Punkrock-Trio "Die Ärzte" bringt Kölnarena zum Kochen

Überwiegend jugendliche Patienten - Tägliche Dosis Spass und Lebensmut

Punkrock-Trio "Die Ärzte" bringt Kölnarena zum Kochen
Foto: Horst Müller

Köln. "Fall nicht runter" rufen tausend Kehlen dem Beleuchter zu, der in schwindelerregende Höhen steigt, um die Scheinwerfer optimal auszurichten. Das ist ehrlich anteilnehmend gemeint. Stimmung wie beim FC St. Pauli.

Das Punkrock-Trio Die Ärzte sind auf Hausbesuch in der ausverkauften Köln-Arena. Überwiegend jugendliche Patienten, die auf der "Es wird eng Tour" ihre tägliche Dosis Spass und Lebensmut verabreicht bekommen sollen. "Scheißtribüne" skandieren sie aus dem Innenraum. Gemeint sind die vermeintlichen Sitz-Spießer auf den teuren Plätzen. Ärzte-Fans sind ihrem Herzen eben irgendwie anarchisch.

An dieser Stelle findet Farin Urlaub, Frontmann der "besten Band der Welt", dass Aufklärungsarbeit in Sachen Finanzausgleich angesagt sei: " Ne,ne - so einfach is det nicht. Seid denen dankbar. Eure Karten sind so billig, weil ihre Karten so teuer sind!" Die Ansprache ihres Lieblingsdoktors haben die Fans denn auch verstanden. Keiner ruft mehr "Scheißtribüne" an diesem Abend. Statt dessen pogt man, bis die Körper so richtig schmerzen.

Hat aber Spass gemacht. Und wie - selbst die Sitzspießer werden am Ende dieses langen Abends völlig losgelöst die Arena derartig zum Zittern bringen, dass man hofft, die Architekten haben bei der Statikplanung auch an solche Situationen gedacht. Haben sie wohl - die Arena bleibt stabil, weitere Stimmungsraketen werden ohne Statikprobleme gezündet. Seit 25 Jahren sind die Ärzte im Geschäft, aber ihre treuesten Fans haben sie immer noch bei den Jugendlichen. Das Rezept ihres Erfolges? "Du bist immer am besten, wenn dir eigentlich alles egal ist, wenn du einfach normal bist" ("Lied vom Scheitern").

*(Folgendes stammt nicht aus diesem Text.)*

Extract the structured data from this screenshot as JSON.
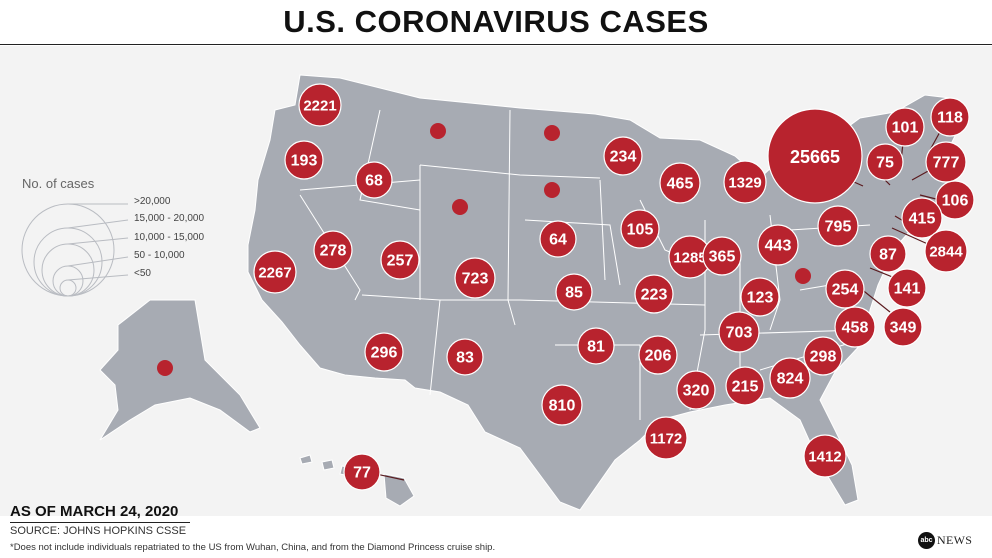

Normalität, augenzwinkernde Ironie, Hintersinn und Ulk mit dem Biedersinn - das sind die Stärken der Ärzte. Und die Fähigkeit, mit den Fans locker zu kommunizieren. Ein gutes Ärzte-Konzert ist ein Konzert, bei dem viel "gequatscht" wird. Bela, Farin und Rod frotzeln übereinander, dass die Schwarte kracht. Auch das Publikum bekommt sein Fett ab. "Det klang wie geheuchelt! Det müsst ihr aber lauter bringen!" Das Ganze ist witzig, spritzig und spielerisch. Da bekommen selbst die von Grönemeyer und Phil Collins unsäglich zelebrierten La Ola-Wellen was Spielerisches.

Klar gibt es das neue Album "Jazz ist anders" und jede Menge Hits aus 25 Jahren. "Deine Schuld", "Westerland", "Junge", "Zu spät" und die fette "Elke". Und, und, und. Die Arena singt, tanzt, hüpft. Nach drei Stunden beenden die Ärzte ihre Sitzung. 40 Einheiten Lebensfreude muss reichen für den nächsten Monat. Wenn nicht, sie kommen ja wieder - nach Düsseldorf. Soll ja nicht weit weg sein.